Given that my rotis are showoffable and my spice foundation solid, we tried again and this time we got it right.
Spinach Paratha Dough
1 1/2 cups chopped spinach
1 teaspoon carom seeds
2 cups chapati atta
We started by making the spinach paratha dough by grinding the spinach in a food processor until it became pastelike.
Potato Filling for Parathas
2 potatoes boiled, skins removed and mashed
1/2 cup chopped cilantro
1 TBSP salt
2 tablespoons chunky chat masala
1 tablespoon mango powder
1 teaspoon turmeric
1/4 teaspoon red chili powder
1/2 teaspoon cumin
1/2 teaspoon coriander
1/2 small green chili chopped
Once the potatoes are mashed add the spices and mix well. Add in chopped cilantro and mix again.
When the dough is ready, break into large meatball sized balls and roll. Then flatten with your fingers into disks. Fill each dish with 2 tablespoons of the dough sealing the filling in and press down until disks again. Pat each disk in chapati atta flour, and get ready to roll.

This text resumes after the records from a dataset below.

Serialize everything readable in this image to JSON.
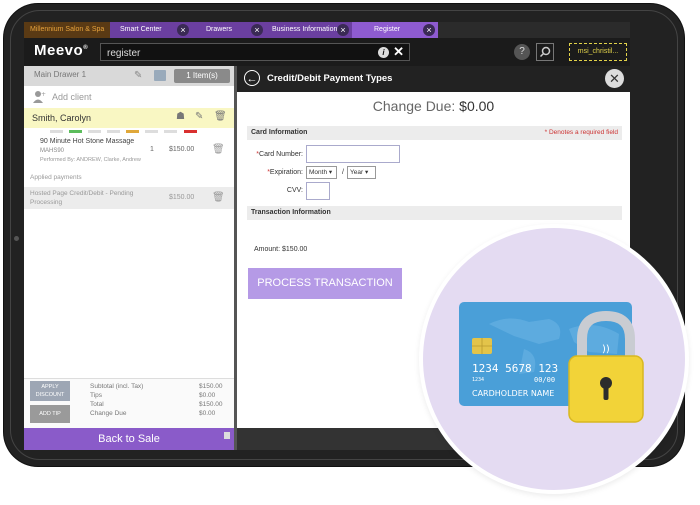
{
  "tabs": {
    "salon": "Millennium Salon & Spa",
    "items": [
      "Smart Center",
      "Drawers",
      "Business Information",
      "Register"
    ]
  },
  "header": {
    "logo": "Meevo",
    "search_value": "register",
    "user": "msi_christil..."
  },
  "left": {
    "drawer": "Main Drawer 1",
    "items_count": "1 Item(s)",
    "add_client": "Add client",
    "client": "Smith, Carolyn",
    "service": {
      "name": "90 Minute Hot Stone Massage",
      "code": "MAHS90",
      "performed_by": "Performed By: ANDREW, Clarke, Andrew",
      "qty": "1",
      "price": "$150.00"
    },
    "applied_label": "Applied payments",
    "payment": {
      "name": "Hosted Page Credit/Debit - Pending Processing",
      "amount": "$150.00"
    },
    "apply_discount": "APPLY DISCOUNT",
    "add_tip": "ADD TIP",
    "totals": {
      "subtotal_label": "Subtotal (incl. Tax)",
      "subtotal": "$150.00",
      "tips_label": "Tips",
      "tips": "$0.00",
      "total_label": "Total",
      "total": "$150.00",
      "change_label": "Change Due",
      "change": "$0.00"
    },
    "back": "Back to Sale"
  },
  "right": {
    "title": "Credit/Debit Payment Types",
    "change_due_label": "Change Due:",
    "change_due_value": "$0.00",
    "card_info": "Card Information",
    "required_note": "* Denotes a required field",
    "card_number_label": "Card Number:",
    "expiration_label": "Expiration:",
    "month": "Month",
    "year": "Year",
    "slash": "/",
    "cvv_label": "CVV:",
    "txn_info": "Transaction Information",
    "amount": "Amount: $150.00",
    "process": "PROCESS TRANSACTION"
  },
  "card": {
    "number": "1234 5678 123",
    "small": "1234",
    "expiry": "00/00",
    "holder": "CARDHOLDER NAME"
  },
  "colors": {
    "purple": "#8a5bc9",
    "process": "#b59ae6",
    "card_blue": "#4a9fd8",
    "lock_yellow": "#f2d338"
  }
}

Roll them until about as thick as a pita, don’t worry if some of the filling leaks out. At this point you have two cooking options. You can fry these in a couple of tablespoons of oil, or you can dry roast them in one pan, then move them to a second pan where you brush them with oil, which is what we did. Once they are browned on each side they are done, about 2-3 minutes per side.